Nasce a Marradi (Faenza) nel 1885. Si iscrive alla Facoltà di chimica all'università di Bologna nel 1903, poi passa all'università di Firenze e nuovamente a Bologna, ma non terminerà mai gli studi. Inizia lo squilibrio mentale. Vagabonda in Svizzera e in Francia, tornato in Italia è rinchiuso per qualche tempo nel manicomio di Imola. Torna a iscriversi all'università, ma poi parte per un viaggio in Argentina e Uruguay. Nel 1909 è nel manicomio di Firenze, quindi durante un successivo viaggio in Belgio è internato a Tournay.
Rimpatriato viaggia in Italia e viene arrestato e rinviato alla cittadina natale. Tra il 1912 e il 1913 pubblica i suoi primi componimenti su rivista. Nel 1913 incontra Papini e Soffici e consegna loro il manoscritto del Giorno più lungo, prima stesura dei Canti orfici, per la pubblicazione su Lacerba. Soffici però smarrisce il manoscritto e Campana riscrive a memoria il testo, che verrà pubblicato col nuovo titolo a spese del poeta. Qualche componimento compare anche su Lacerba. Scoppiata la guerra, si presenta come volontario, ma viene riformato.

Nel 1916 ha una relazione con Sibilla Aleramo. Viene più volte arrestato per vagabondaggio e squilibrio mentale, finché nel 1918 viene definitivamente internato nel manicomio di Castel Pulci, dove morirà nel 1932.
Da molti è considerato il poeta visionario italiano per eccellenza, da altri ridimensionato a semplice poeta visivo (Contini), Dino Campana è un poeta molto discusso e suggestivo.

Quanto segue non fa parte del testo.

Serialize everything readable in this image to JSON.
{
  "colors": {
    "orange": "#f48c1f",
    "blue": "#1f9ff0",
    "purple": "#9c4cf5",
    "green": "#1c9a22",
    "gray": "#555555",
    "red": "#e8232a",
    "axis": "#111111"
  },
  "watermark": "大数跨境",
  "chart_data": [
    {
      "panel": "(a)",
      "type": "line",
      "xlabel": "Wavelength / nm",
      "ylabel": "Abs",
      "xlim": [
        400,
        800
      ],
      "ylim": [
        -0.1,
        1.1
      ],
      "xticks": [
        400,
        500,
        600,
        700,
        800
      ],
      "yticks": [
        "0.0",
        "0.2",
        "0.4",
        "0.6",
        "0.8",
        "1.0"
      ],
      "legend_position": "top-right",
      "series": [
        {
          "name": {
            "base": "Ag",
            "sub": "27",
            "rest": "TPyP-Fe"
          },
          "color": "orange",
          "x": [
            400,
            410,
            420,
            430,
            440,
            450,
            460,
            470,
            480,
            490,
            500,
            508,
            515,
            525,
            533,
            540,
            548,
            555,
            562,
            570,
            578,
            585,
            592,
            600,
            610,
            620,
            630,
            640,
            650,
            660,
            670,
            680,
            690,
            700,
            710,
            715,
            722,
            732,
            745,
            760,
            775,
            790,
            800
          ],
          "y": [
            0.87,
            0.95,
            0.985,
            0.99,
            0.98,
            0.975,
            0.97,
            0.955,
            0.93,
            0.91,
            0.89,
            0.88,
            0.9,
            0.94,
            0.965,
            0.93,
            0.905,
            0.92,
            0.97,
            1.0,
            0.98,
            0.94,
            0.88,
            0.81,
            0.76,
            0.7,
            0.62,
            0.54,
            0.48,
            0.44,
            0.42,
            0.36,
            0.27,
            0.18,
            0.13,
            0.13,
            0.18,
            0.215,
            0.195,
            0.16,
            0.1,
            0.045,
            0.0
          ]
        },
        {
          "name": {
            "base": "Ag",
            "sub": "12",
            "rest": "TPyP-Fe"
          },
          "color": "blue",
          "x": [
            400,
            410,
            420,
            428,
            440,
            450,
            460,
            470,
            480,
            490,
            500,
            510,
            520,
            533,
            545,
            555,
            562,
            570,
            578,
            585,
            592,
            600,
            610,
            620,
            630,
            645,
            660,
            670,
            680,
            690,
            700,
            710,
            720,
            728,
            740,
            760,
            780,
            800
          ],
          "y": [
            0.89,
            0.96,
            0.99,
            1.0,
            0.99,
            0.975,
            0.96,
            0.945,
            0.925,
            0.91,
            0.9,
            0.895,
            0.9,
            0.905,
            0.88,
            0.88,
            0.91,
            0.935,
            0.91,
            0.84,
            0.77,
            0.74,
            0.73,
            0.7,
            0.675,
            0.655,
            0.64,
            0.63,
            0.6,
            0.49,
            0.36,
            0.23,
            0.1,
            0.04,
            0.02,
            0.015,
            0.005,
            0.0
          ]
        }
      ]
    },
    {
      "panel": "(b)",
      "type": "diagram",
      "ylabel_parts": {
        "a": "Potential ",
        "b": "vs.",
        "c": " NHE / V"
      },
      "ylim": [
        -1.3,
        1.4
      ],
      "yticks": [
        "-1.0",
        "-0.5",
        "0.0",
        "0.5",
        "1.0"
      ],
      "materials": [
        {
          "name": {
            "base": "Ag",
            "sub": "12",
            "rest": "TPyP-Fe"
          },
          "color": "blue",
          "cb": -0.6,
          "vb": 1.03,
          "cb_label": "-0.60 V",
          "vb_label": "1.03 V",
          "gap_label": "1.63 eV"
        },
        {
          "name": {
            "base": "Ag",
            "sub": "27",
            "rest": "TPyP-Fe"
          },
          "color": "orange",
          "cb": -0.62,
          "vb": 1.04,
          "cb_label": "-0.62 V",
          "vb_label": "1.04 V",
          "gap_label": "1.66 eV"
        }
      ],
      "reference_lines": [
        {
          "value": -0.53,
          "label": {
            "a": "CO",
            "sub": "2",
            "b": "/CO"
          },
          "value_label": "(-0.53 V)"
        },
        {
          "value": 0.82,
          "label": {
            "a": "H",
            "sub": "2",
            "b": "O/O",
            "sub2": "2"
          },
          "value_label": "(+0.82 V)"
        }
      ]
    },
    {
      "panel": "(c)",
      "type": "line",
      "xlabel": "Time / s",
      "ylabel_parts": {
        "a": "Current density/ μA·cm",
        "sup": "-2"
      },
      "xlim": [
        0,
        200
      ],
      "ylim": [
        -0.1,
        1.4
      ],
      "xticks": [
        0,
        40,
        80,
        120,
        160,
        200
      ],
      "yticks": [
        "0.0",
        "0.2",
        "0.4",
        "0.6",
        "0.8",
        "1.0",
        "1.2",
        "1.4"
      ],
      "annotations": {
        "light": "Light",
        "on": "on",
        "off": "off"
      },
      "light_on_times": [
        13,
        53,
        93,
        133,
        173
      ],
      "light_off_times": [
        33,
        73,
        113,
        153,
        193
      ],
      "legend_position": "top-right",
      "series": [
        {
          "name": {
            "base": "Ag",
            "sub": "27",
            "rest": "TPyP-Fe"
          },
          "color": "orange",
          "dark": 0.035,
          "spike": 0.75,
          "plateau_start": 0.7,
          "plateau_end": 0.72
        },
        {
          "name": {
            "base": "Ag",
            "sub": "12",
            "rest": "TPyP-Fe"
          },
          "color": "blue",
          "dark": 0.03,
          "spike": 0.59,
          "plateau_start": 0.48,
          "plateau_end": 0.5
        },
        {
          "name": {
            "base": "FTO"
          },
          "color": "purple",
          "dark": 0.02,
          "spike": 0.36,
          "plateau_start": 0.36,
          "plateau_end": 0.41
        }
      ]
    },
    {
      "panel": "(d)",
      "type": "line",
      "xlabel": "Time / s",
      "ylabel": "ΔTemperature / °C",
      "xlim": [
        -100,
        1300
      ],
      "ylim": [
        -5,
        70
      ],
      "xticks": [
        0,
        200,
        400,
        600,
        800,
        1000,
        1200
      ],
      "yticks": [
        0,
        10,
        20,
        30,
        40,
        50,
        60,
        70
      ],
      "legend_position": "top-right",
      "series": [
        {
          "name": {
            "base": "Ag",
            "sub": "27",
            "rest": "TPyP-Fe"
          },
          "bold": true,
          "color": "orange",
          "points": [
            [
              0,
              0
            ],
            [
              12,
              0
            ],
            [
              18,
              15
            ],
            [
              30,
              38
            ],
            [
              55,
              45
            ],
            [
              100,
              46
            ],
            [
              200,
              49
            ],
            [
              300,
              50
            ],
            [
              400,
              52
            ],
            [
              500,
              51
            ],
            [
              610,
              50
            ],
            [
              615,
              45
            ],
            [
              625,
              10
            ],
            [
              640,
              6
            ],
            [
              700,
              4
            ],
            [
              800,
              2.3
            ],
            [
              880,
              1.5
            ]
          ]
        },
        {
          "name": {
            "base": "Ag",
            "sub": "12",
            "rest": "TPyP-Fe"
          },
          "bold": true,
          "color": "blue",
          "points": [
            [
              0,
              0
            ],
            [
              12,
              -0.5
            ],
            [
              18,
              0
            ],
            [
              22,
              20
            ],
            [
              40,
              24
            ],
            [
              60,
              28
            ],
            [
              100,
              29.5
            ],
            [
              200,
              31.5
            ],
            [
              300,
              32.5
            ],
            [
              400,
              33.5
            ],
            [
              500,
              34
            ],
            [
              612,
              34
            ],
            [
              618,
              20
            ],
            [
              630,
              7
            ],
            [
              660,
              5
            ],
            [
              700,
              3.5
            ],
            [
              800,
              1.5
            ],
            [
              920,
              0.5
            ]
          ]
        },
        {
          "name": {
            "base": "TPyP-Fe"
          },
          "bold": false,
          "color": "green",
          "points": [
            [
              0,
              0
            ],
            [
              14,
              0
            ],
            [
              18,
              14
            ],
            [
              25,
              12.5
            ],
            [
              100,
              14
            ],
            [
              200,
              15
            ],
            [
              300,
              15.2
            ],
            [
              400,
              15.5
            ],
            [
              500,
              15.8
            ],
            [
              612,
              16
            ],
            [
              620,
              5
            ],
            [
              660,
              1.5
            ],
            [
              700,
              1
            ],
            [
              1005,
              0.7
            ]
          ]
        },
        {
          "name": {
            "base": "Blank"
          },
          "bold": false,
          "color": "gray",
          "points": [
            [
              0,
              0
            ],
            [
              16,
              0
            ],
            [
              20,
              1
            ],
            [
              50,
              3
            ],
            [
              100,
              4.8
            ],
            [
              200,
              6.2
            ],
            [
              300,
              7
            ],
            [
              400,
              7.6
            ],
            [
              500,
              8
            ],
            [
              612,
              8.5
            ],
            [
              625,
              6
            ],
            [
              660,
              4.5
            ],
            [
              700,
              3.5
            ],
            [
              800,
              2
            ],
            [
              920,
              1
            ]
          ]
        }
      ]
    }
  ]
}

Nell'ambito della linea "vociava" rappresenta una sintesi originale di simbolismo ed espressionismo.
L'ansia di liberazione e realizzazione esistenziale spesso si esplica in lui nella rappresentazione del viaggio e del vagabondaggio, ritrovati nel repertorio della memoria personale e mitizzati o semplicemente fantasticati.
La ripresa circolare di termini e sintagmi identici costituisce un limite dello stile campaniano. Drasticamente il Contini insinua, in un suo saggio del 1937, che Campana proprio non abbia stile.
Viceversa per Turchetta gli aspetti formali della sua poesia «consentono a Campana d'instaurare continuamente ulteriori parallelismi ed equivalenze fra oggetti di per se non comparabili, per esempio mediante una parziale sovrapposizione dei suoni che costituiscono parole diverse [...], che si ritrovano assimilate anche semanticamente. Sulla base così di un esasperato principio di ripetizione-variazione, i Canti orfici funzionano come una specie di multidimensionale scatola cinese semantica, in cui alcune scelte fondamentali tendono a polverizzarsi e rifrangersi a tutti i livelli del testo, intersecandosi in varie direzioni, e accrescendo in progressione geometrica il proprio potenziale di senso. Questo è anche il motivo per cui l'uso costante della ripetizione non crea, come sembrerebbe ovvio, ridondanza e monotonia, bensì contribuisce alla difficoltà e alla complessità dei testo. É qui peraltro che si compie il superamento dell'avanguardia perseguito da Campana, poiché la sua esasperata messa in opera di procedimenti retorici iterativi risulta di fatto molto più profondamente trasgressiva del semplice rifiuto della letterarietà. Ma soprattutto importa che, dispiegando e insieme controllando con i mezzi dello stile la sua insostenibile coazione a ripetere, egli abbia saputo render conto delle tensioni di un'epoca oltre che delle sue proprie, e insieme abbia dato voce, con straordinaria radicalità, ad una violenza psichica e biologica di solito senza nome e senza parola, e che fa parte in qualche misura di tutti noi».
Le ripetizioni possono apparire come un impoverimento del testo e come un suo arricchimento.
Oggi, però, è superata la querelle sul rapporto letteratura/vita in Campana. Campana era parso, ad alcuni, un autore preletterario, oggi vari studiosi sottolineano la complessa stratificazione dei riferimenti culturali presenti nell'opera del poeta.